The Scotsman

By Jerome Starkey in Kabul

EXPERT bomb-makers in Helmand, Afghanistan’s most violent province, are pioneering new types of “invisible” devices, made with carbon rods and glass, instead of metal pressure plates and nails.

Britain’s most senior bomb-disposal officer in Afghanistan has warned that insurgents have started manufacturing “low-metal” devices and placing them more “cleverly” this summer.
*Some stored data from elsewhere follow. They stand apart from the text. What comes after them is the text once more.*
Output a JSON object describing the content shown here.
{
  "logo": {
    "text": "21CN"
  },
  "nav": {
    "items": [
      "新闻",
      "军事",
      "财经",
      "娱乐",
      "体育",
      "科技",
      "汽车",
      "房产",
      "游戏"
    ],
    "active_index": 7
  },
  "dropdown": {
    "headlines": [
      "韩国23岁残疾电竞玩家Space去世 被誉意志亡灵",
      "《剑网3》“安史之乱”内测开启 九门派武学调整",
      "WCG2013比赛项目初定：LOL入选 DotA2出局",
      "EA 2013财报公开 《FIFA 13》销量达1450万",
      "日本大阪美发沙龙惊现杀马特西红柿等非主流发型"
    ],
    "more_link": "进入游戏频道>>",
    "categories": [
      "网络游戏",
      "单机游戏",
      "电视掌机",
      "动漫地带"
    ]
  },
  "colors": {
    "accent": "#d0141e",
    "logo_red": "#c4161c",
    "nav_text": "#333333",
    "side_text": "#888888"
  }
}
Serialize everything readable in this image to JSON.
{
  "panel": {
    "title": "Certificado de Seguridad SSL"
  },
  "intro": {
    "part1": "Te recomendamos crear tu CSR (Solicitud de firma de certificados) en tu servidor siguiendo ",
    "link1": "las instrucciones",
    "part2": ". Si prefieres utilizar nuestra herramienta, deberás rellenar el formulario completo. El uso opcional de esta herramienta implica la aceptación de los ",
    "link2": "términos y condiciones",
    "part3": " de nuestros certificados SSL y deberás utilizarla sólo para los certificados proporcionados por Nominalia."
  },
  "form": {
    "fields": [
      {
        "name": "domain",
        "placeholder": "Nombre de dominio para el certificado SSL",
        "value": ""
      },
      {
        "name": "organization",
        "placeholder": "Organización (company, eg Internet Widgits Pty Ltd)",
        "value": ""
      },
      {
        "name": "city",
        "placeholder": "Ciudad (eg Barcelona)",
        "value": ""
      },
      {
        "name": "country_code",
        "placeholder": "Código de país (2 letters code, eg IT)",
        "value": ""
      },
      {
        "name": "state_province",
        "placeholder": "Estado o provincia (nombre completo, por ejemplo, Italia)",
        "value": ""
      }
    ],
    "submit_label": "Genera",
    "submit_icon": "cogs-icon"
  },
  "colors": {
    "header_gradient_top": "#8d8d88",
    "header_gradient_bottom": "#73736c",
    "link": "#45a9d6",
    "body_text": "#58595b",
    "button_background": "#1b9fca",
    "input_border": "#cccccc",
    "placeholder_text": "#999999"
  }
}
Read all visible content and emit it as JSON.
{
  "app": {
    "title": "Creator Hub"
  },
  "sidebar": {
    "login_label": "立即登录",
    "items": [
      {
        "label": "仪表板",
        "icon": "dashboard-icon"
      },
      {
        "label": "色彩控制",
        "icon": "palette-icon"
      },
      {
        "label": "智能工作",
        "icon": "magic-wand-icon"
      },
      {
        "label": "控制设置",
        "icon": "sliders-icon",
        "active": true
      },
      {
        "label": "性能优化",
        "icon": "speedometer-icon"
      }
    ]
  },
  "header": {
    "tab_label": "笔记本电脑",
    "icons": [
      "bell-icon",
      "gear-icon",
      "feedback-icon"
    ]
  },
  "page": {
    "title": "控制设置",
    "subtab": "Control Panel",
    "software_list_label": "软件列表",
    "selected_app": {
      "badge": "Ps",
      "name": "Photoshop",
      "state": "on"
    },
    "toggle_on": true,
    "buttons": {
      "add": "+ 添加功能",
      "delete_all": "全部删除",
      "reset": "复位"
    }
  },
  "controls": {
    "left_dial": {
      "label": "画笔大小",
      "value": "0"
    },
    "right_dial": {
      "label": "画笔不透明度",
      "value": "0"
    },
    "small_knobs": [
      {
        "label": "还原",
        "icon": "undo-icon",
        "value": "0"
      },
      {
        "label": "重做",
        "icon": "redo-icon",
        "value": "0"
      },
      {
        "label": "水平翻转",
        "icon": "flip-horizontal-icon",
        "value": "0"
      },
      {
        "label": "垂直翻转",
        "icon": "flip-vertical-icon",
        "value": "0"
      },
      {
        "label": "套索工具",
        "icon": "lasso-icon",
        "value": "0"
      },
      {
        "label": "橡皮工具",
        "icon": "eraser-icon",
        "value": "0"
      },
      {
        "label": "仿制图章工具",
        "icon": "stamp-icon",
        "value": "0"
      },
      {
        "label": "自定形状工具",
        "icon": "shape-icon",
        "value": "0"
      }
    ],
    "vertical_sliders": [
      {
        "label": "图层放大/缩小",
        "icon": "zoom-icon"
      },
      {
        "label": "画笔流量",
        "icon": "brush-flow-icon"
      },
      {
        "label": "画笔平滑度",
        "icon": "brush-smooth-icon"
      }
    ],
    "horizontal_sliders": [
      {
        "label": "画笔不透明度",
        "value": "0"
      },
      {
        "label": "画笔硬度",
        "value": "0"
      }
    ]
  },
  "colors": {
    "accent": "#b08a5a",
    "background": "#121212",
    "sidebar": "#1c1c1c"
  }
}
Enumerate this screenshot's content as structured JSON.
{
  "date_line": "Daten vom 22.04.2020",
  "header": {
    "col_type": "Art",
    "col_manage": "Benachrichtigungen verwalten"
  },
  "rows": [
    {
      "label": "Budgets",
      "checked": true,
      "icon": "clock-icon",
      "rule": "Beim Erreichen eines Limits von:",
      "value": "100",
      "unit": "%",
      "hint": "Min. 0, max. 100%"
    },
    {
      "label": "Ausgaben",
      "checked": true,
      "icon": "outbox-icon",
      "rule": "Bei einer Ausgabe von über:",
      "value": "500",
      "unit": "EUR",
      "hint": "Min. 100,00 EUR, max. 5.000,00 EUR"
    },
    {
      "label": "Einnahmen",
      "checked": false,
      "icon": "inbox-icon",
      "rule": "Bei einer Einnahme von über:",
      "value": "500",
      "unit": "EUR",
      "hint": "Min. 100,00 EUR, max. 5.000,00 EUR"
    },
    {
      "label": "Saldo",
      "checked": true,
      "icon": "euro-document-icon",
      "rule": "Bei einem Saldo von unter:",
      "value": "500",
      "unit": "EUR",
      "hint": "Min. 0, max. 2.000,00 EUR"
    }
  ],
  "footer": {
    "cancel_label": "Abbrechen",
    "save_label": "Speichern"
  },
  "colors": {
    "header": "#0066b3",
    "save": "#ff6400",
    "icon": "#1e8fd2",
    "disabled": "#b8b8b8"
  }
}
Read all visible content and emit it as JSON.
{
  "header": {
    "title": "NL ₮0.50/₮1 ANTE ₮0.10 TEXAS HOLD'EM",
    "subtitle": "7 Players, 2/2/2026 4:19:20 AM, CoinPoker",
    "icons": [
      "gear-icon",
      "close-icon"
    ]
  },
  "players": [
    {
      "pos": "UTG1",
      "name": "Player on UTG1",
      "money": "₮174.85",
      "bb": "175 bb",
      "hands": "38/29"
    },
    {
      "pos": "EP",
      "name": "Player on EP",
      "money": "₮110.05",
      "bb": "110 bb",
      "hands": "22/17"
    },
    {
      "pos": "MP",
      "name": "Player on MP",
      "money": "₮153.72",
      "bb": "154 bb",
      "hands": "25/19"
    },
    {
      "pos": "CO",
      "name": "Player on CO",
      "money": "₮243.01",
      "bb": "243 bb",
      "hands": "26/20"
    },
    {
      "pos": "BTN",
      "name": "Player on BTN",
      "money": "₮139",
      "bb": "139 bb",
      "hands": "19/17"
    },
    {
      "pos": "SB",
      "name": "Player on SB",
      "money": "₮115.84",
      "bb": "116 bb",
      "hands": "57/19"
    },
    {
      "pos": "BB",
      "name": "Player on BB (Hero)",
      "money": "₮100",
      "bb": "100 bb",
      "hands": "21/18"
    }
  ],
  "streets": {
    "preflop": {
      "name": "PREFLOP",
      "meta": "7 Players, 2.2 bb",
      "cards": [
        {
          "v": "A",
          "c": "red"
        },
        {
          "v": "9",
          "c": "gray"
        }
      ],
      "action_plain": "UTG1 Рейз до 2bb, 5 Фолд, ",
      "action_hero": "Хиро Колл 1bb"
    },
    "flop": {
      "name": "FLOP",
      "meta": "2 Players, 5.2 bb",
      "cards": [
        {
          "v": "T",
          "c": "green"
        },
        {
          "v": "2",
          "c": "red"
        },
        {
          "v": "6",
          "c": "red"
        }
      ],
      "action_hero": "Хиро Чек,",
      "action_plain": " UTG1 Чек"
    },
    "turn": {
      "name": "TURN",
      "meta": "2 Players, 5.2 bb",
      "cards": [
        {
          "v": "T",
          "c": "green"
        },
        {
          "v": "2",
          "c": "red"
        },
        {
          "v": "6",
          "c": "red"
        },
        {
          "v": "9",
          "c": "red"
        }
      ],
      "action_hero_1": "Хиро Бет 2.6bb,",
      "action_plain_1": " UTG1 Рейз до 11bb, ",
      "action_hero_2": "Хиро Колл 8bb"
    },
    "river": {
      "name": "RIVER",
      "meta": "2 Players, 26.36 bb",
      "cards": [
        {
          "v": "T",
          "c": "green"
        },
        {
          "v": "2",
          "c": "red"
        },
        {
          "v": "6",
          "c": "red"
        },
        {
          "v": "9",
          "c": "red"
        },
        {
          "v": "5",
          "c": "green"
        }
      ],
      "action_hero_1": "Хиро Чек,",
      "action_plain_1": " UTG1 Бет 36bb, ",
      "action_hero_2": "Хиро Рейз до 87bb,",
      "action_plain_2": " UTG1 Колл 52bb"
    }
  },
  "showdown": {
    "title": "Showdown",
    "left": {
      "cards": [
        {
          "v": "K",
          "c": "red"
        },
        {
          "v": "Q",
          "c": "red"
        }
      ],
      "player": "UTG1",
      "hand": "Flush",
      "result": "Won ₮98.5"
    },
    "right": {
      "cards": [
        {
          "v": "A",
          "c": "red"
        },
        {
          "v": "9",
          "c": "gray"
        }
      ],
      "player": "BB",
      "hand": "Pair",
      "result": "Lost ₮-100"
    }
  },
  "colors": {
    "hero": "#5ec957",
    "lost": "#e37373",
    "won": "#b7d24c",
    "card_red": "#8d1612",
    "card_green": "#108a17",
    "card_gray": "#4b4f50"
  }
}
The Taleban’s latest tactics mean it is almost impossible to spot the improvised explosives devices (IEDs) using British military metal detectors.

Twenty-two British soldiers were killed in July – the highest monthly toll since operations began in 2001. Nineteen of those soldiers died in Taleban blasts.

The Ministry of Defence (MoD) said 57 soldiers were injured in the first fortnight of last month, as bombs went off almost every day.

“They are very skilful,” said Lieutenant-Colonel Andrew Duncan, Chief of Staff of Nato’s counter-IED branch.

“Where before they were going for single targets, now they are putting them out in multiples and they are being clever. They will put out ‘obvious’ IEDs and then lots of less obvious secondary devices close by, to catch the first responders.”

A spokesman for the US-led IED Defeat Organisation, based in Washington DC, said more than 20 bombs had been found at a single location.